None of this should surprise us: just because an aristocrat has been made a consul, there is no reason to think that he will make a good, or exemplary, magistrate and general. Livy is very happy to criticise individuals who, he considers, have not performed well enough.129 What is less well explored is the extent of his selectivity in validating different officials. This is most notable between those concerned with what we might, with caution,130 call ‘political’ and ‘religious’ spheres of action. There is a temptation, based on modem parallels, to assume that priests had a monopoly on religious matters. In fact, it is more complicated than that: there are different centres of gravity with respect to religious interpretation in Livy’s Roman society, different voices granted different weight and jurisdiction; of these it is the priests to which we turn first.

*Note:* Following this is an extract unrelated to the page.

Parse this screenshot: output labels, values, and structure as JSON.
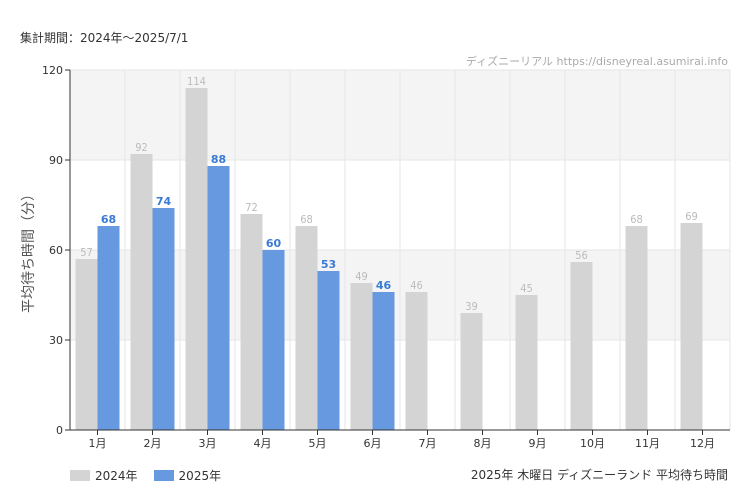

129 As well as the obvious explicit methods of criticism, there is the more nuanced presentation of speeches, for which see Chaplin (1993) esp. 120-124.
130 Central to this thesis, and to a great deal of current and recent work on Roman religion, is the tenet that religious and political activity should not, and cannot, be divorced. It was the acting magistrate, for instance, who recited the prayer formula dictated by the priest: nonetheless the fact remains that certain men were functioning as priests, and others as annual magistrates, and their authority was distinct and peculiar to the position they held. See especially the introduction to Beard & North (1990); North (1986) 257-258 on Scheid (1985a); for the status of priests Scheid (1978); Szemler (1986); on priesthood and families North (1990b).